Enable and use or merge results from zotero ISBN search to improve ISBN results
Closed, DeclinedPublic

Description

Steps to reproduce

  1. Open WorldCat or Zotero
  2. Search for ISBN 9780198029359
  3. Open https://cs.wikipedia.org/api/rest_v1/#!/Citation/getCitation (or use Citoid in VE)
  4. Search for ISBN 9780198029359

Expected behavior
The records from WorldCat or Zotero should match what REST or Citoid outputs, right? The records in Zotero seems to be correct, the result from WorldCat has some issues.

Current behavior
The REST output (Citoid output) is a mess. There is year in author last name field, there is WorldCat url in e-book url field, there is some english text in numPages field (bad on non-english Wikipedia). What is wrong with this?

Configuration
cswiki

Issue

We currently use worldcat's open search API for this metadata and the results we get are only available in marcxml which is probably where that junk is come from and dublincore which is also pretty messy and not too structured. The results on their website come from a database we don't have access to. I could probably improve it a bit on our end but it might worth working towards fixing zotero instead because they query more databases, or merging the results from both somehow.

Event Timeline

I'm not sure what version of Zotero you're using, but unfortunately in translation-server which is what we use, this feature seems to be broken, filed here: https://github.com/zotero/translation-server/issues/79

We currently use worldcat's open search API for this metadata and the results we get are only available in marcxml which is probably where that junk is come from and dublincore which is also pretty messy and not too structured. The results on their website come from a database we don't have access to. I could probably improve it a bit on our end but it might worth working towards fixing zotero instead because they query more databases, or merging the results from both somehow.
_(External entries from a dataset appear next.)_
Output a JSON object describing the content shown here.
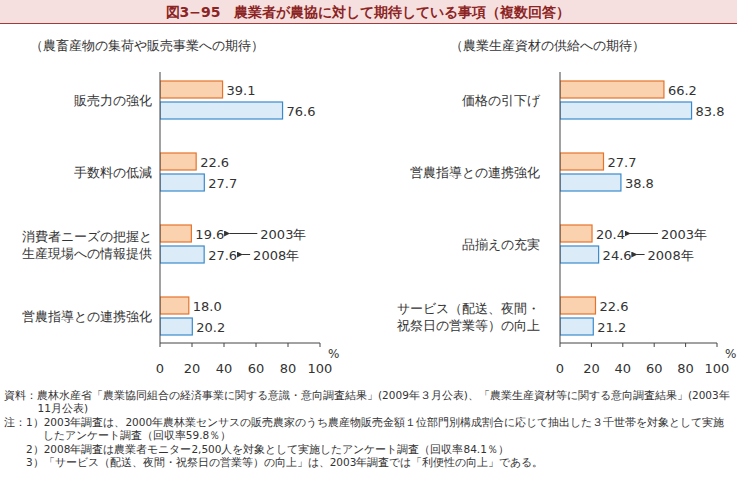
{
  "title": "図3−95　農業者が農協に対して期待している事項（複数回答）",
  "chart_data": [
    {
      "type": "bar",
      "orientation": "horizontal",
      "subtitle": "（農畜産物の集荷や販売事業への期待）",
      "categories": [
        "販売力の強化",
        "手数料の低減",
        "消費者ニーズの把握と\n生産現場への情報提供",
        "営農指導との連携強化"
      ],
      "series": [
        {
          "name": "2003年",
          "color": "#fbd2b0",
          "values": [
            39.1,
            22.6,
            19.6,
            18.0
          ],
          "value_labels": [
            "39.1",
            "22.6",
            "19.6",
            "18.0"
          ]
        },
        {
          "name": "2008年",
          "color": "#dbebf8",
          "values": [
            76.6,
            27.7,
            27.6,
            20.2
          ],
          "value_labels": [
            "76.6",
            "27.7",
            "27.6",
            "20.2"
          ]
        }
      ],
      "xlim": [
        0,
        100
      ],
      "xticks": [
        0,
        20,
        40,
        60,
        80,
        100
      ],
      "xlabel": "%",
      "data_labels": true,
      "grid": false
    },
    {
      "type": "bar",
      "orientation": "horizontal",
      "subtitle": "（農業生産資材の供給への期待）",
      "categories": [
        "価格の引下げ",
        "営農指導との連携強化",
        "品揃えの充実",
        "サービス（配送、夜間・\n祝祭日の営業等）の向上"
      ],
      "series": [
        {
          "name": "2003年",
          "color": "#fbd2b0",
          "values": [
            66.2,
            27.7,
            20.4,
            22.6
          ],
          "value_labels": [
            "66.2",
            "27.7",
            "20.4",
            "22.6"
          ]
        },
        {
          "name": "2008年",
          "color": "#dbebf8",
          "values": [
            83.8,
            38.8,
            24.6,
            21.2
          ],
          "value_labels": [
            "83.8",
            "38.8",
            "24.6",
            "21.2"
          ]
        }
      ],
      "xlim": [
        0,
        100
      ],
      "xticks": [
        0,
        20,
        40,
        60,
        80,
        100
      ],
      "xlabel": "%",
      "data_labels": true,
      "grid": false
    }
  ],
  "source": "資料：農林水産省「農業協同組合の経済事業に関する意識・意向調査結果」(2009年３月公表)、「農業生産資材等に関する意向調査結果」(2003年11月公表)",
  "notes_label": "注：",
  "notes": [
    "1）2003年調査は、2000年農林業センサスの販売農家のうち農産物販売金額１位部門別構成割合に応じて抽出した３千世帯を対象として実施したアンケート調査（回収率59.8％）",
    "2）2008年調査は農業者モニター2,500人を対象として実施したアンケート調査（回収率84.1％）",
    "3）「サービス（配送、夜間・祝祭日の営業等）の向上」は、2003年調査では「利便性の向上」である。"
  ]
}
Mvolz renamed this task from Both Zotero and WorldCat records seems correct, but Citoid generates mess from ISBN to Enable and use or merge results from zotero ISBN search to improve ISBN results.Jan 28 2019, 1:44 PM
Mvolz changed the task status from Open to Stalled.
Mvolz triaged this task as Medium priority.

Maybe a dupe of T160845

Change 486851 had a related patch set uploaded (by Mvolz; owner: Mvolz):
[mediawiki/services/citoid@master] [WIP] Remove xISBN and replace with zotero

https://gerrit.wikimedia.org/r/486851

...or merging the results from both somehow.

Combining multiple sources would be the best option, but maybe too internet-consuming. Possibly a good idea is also to try some local authorities (per T212585 and subtasks) first.

Change 486851 merged by jenkins-bot:
[mediawiki/services/citoid@master] Remove xISBN and replace with zotero

https://gerrit.wikimedia.org/r/486851

@Dvorapa - Merging the two results sounds like a good idea in theory, but I suspect would be a bad idea in the long run. It would cause the look-up to take longer and potentially lead to more bugs and difficulty tracking down bugs. For example if one source lists a person as an author and another source lists them as an editor (as there sometimes isn't a clear distinction between author and editor), you would end up with the same person being listed as both. I think we should decide on a single provider for ISBN data and make sure our code accommodates it well.